C'est étrange. Ces mots, que j'ai trouvés dans un livre à l'abandon, sur une étagère poussiéreuse, sont ceux que je cherche parfois. Cette dérision qui me rend nostalgique de la vie, doucement mélancolique. Alcoolique. C'est une ritournelle, encore et encore. Les mêmes phrases qui reviennent et se mêlent, pour ne plus former qu'un discours incompréhensible. Et ce livre, là, entre mes mains, qui m'offrent la possibilité d'une autre expression, d'une autre libération. Se délivrer par la musique, qu'il dit. Une divinité mythique, dans ses draps de velours, qui vous sourit distraitement d'un tableau fragile posé sur un socle séculaire. C'est l'image même du génie qui vous scrute et vous laisse transparent. Peau diaphane sur quelques os brisés, et votre tête tourne. Voyez, ces notes qu'il a laissées, elles vous ont sauvé. Ne trouvez-vous pas que le hasard - oui, le hasard - fasse bien les choses ? Une sonate salvatrice. Et le sourire me vient. Il y a peut-être des rimes cachées dans les arias prometteurs d'une jeunesse prodige. Eclair et éblouissement. Ascension et décadence. Une vie, un prix. La tienne contre la sienne, et tu te vois comblé.

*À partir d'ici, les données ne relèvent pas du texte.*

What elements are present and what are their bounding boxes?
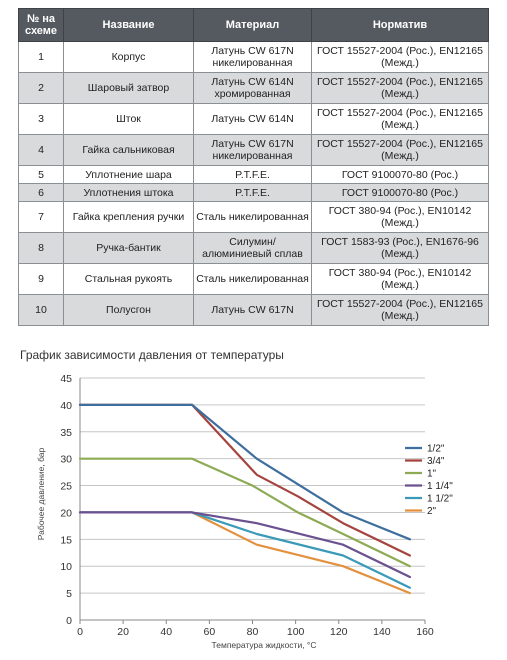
cell-standard: ГОСТ 9100070-80 (Рос.) (311, 183, 489, 202)
cell-standard: ГОСТ 380-94 (Рос.), EN10142 (Межд.) (311, 263, 489, 295)
table-row: 6 Уплотнения штока P.T.F.E. ГОСТ 9100070… (18, 183, 489, 202)
cell-material: Латунь CW 614N (193, 103, 312, 135)
y-tick-label: 40 (60, 400, 72, 412)
cell-material: Латунь CW 614N хромированная (193, 72, 312, 104)
cell-standard: ГОСТ 15527-2004 (Рос.), EN12165 (Межд.) (311, 134, 489, 166)
parts-table: № на схеме Название Материал Норматив 1 … (18, 8, 489, 326)
cell-standard: ГОСТ 15527-2004 (Рос.), EN12165 (Межд.) (311, 72, 489, 104)
chart-heading: График зависимости давления от температу… (20, 348, 284, 362)
cell-number: 6 (18, 183, 64, 202)
x-tick-label: 80 (247, 626, 259, 638)
x-axis-title: Температура жидкости, °С (212, 640, 317, 650)
chart-series (78, 403, 411, 595)
table-row: 5 Уплотнение шара P.T.F.E. ГОСТ 9100070-… (18, 165, 489, 184)
series-line (78, 511, 411, 579)
legend-label: 1 1/2" (427, 494, 453, 505)
x-tick-label: 140 (373, 626, 391, 638)
x-tick-label: 20 (117, 626, 129, 638)
y-tick-label: 0 (66, 615, 72, 627)
x-tick-label: 160 (416, 626, 434, 638)
cell-number: 2 (18, 72, 64, 104)
cell-standard: ГОСТ 15527-2004 (Рос.), EN12165 (Межд.) (311, 294, 489, 326)
cell-name: Шаровый затвор (63, 72, 194, 104)
x-tick-label: 60 (204, 626, 216, 638)
series-line (78, 457, 411, 568)
chart-axes: 0 5 10 15 20 25 30 35 40 45 0 20 40 60 80 100 120 140 160 (60, 373, 434, 638)
cell-name: Шток (63, 103, 194, 135)
series-line (78, 403, 411, 541)
series-line (78, 403, 411, 557)
cell-number: 7 (18, 201, 64, 233)
y-tick-label: 10 (60, 561, 72, 573)
cell-material: Латунь CW 617N (193, 294, 312, 326)
x-tick-label: 40 (160, 626, 172, 638)
cell-material: Латунь CW 617N никелированная (193, 41, 312, 73)
cell-standard: ГОСТ 15527-2004 (Рос.), EN12165 (Межд.) (311, 103, 489, 135)
cell-name: Гайка сальниковая (63, 134, 194, 166)
cell-number: 3 (18, 103, 64, 135)
cell-name: Полусгон (63, 294, 194, 326)
table-row: 10 Полусгон Латунь CW 617N ГОСТ 15527-20… (18, 294, 489, 326)
legend-label: 2" (427, 506, 437, 517)
cell-number: 8 (18, 232, 64, 264)
legend-label: 1 1/4" (427, 481, 453, 492)
chart-legend: 1/2"3/4" 1"1 1/4" 1 1/2"2" (405, 444, 453, 517)
x-tick-label: 0 (77, 626, 83, 638)
cell-name: Корпус (63, 41, 194, 73)
cell-standard: ГОСТ 1583-93 (Рос.), EN1676-96 (Межд.) (311, 232, 489, 264)
cell-number: 4 (18, 134, 64, 166)
y-tick-label: 5 (66, 588, 72, 600)
series-line (78, 511, 411, 589)
cell-material: Сталь никелированная (193, 201, 312, 233)
table-row: 2 Шаровый затвор Латунь CW 614N хромиров… (18, 72, 489, 104)
y-tick-label: 15 (60, 534, 72, 546)
y-tick-label: 20 (60, 507, 72, 519)
table-header-row: № на схеме Название Материал Норматив (18, 8, 489, 42)
cell-name: Гайка крепления ручки (63, 201, 194, 233)
table-row: 1 Корпус Латунь CW 617N никелированная Г… (18, 41, 489, 73)
cell-name: Уплотнения штока (63, 183, 194, 202)
y-tick-label: 25 (60, 481, 72, 493)
y-tick-label: 30 (60, 454, 72, 466)
header-name: Название (63, 8, 194, 42)
table-row: 9 Стальная рукоять Сталь никелированная … (18, 263, 489, 295)
table-row: 8 Ручка-бантик Силумин/ алюминиевый спла… (18, 232, 489, 264)
header-material: Материал (193, 8, 312, 42)
x-tick-label: 120 (330, 626, 348, 638)
cell-number: 9 (18, 263, 64, 295)
table-row: 3 Шток Латунь CW 614N ГОСТ 15527-2004 (Р… (18, 103, 489, 135)
cell-standard: ГОСТ 15527-2004 (Рос.), EN12165 (Межд.) (311, 41, 489, 73)
cell-name: Стальная рукоять (63, 263, 194, 295)
cell-standard: ГОСТ 9100070-80 (Рос.) (311, 165, 489, 184)
legend-label: 1" (427, 469, 437, 480)
cell-number: 1 (18, 41, 64, 73)
y-axis-title: Рабочее давление, бар (36, 447, 46, 540)
cell-number: 10 (18, 294, 64, 326)
table-row: 7 Гайка крепления ручки Сталь никелирова… (18, 201, 489, 233)
cell-material: P.T.F.E. (193, 165, 312, 184)
cell-name: Ручка-бантик (63, 232, 194, 264)
legend-label: 1/2" (427, 444, 445, 455)
cell-material: P.T.F.E. (193, 183, 312, 202)
cell-name: Уплотнение шара (63, 165, 194, 184)
header-standard: Норматив (311, 8, 489, 42)
cell-standard: ГОСТ 380-94 (Рос.), EN10142 (Межд.) (311, 201, 489, 233)
header-number: № на схеме (18, 8, 64, 42)
y-tick-label: 35 (60, 427, 72, 439)
legend-label: 3/4" (427, 456, 445, 467)
x-tick-label: 100 (287, 626, 305, 638)
cell-material: Латунь CW 617N никелированная (193, 134, 312, 166)
table-row: 4 Гайка сальниковая Латунь CW 617N никел… (18, 134, 489, 166)
cell-material: Сталь никелированная (193, 263, 312, 295)
cell-material: Силумин/ алюминиевый сплав (193, 232, 312, 264)
cell-number: 5 (18, 165, 64, 184)
y-tick-label: 45 (60, 373, 72, 385)
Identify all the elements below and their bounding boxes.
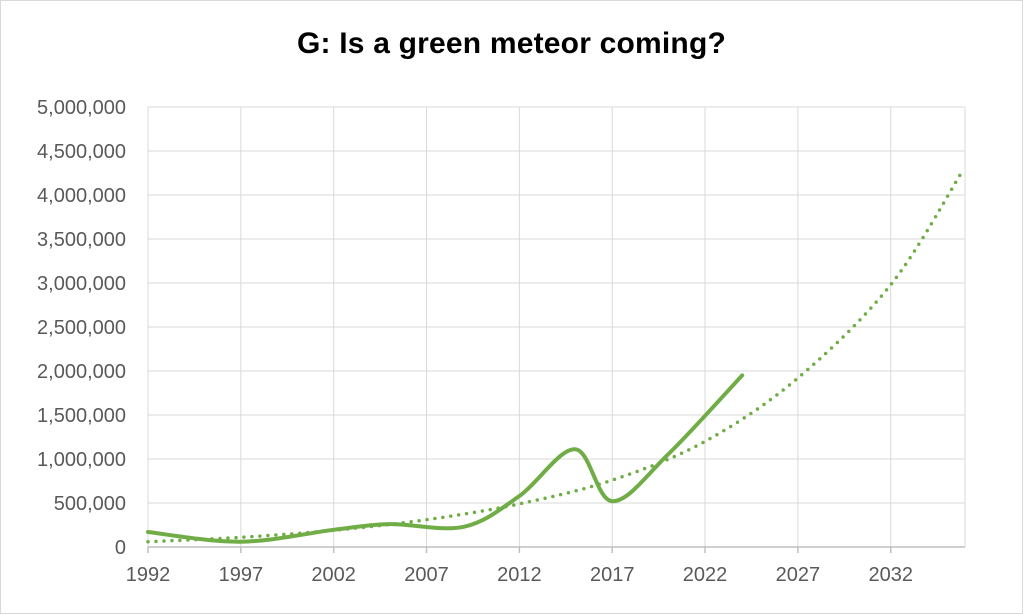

A quinze ans, on est. Ou pas. Je ne sais pas, à vrai dire. Le sait-on seulement, à vingt ou trente ans ? Ce n'est pas une certitude. Ce n'est même qu'une hypothèse, délicatement posée sur un lit de questions. Assaisonnement, mon cher ? Un soupçon de doute ? Coïncidence, ou ? Tu me fais rire, avec tes grands yeux. Tu m'entends sans me comprendre, et je t'effraye. Je goûte à la saveur acidulée de ce sentiment incontrôlé. Je presse ma main contre la tienne, t'offre le bénéfice d'une seconde échappée. Fraîcheur et délice. Cela ne dure pas. J'ôte mes doigts tiédis et ton angoisse reprend. Qui suis-je ? Mais tu le sais donc si bien, mon ami. Je suis celle que tu veux que je sois, naturellement. Et mes peurs ne te concernent pas, je crois. Je vais lentement refermer le couvercle de mon obscur réceptacle, pour ne te présenter que mon visage rebondi. C'est une joue rougie, et un sourire feint. Du fard et quelques traits de crayons. Mon œuvre d'art, et ton cauchemar. Je ne suis plus qu'une carcasse, damoiseau, alors que ta chair respire la vie. J'aimerais te voler de ce bonheur, mais il m'est interdit. Les chemins se ramifient, et il est temps que je trouve le mien. Ma route. Ma destinée. Même si je n'y crois pas.
Et j'espère recroiser des yeux effarés, pour me rappeler la réalité. Ton nom résonne à ma tête comme une douce berceuse. Celle d'une illusion effacée, et d'un passé abandonné. C'est la réalité gommée de ceux qui se disent heureux. J'aime à m'y complaire. Je suis vile et fourbe. Surtout lâche. Chacun son heure, la mienne s'enfuit, je cours la rattraper. En vain. Mais ça me fait rire, au moins un peu.
Mes quinze ans se sont échappés, et je ne les rattraperai jamais. Peine perdue. Et pourtant, il m'en reste quelques morceaux épars, comme une toile mal ajustée. Et vous, vos quinze ans de questionnement ?
Je déroule ta tagboard. J'y retrouve quelqu'un que je connais depuis le premier jour su Cow. Que je connais un peu et que j'aime beaucoup. Le monde est petit.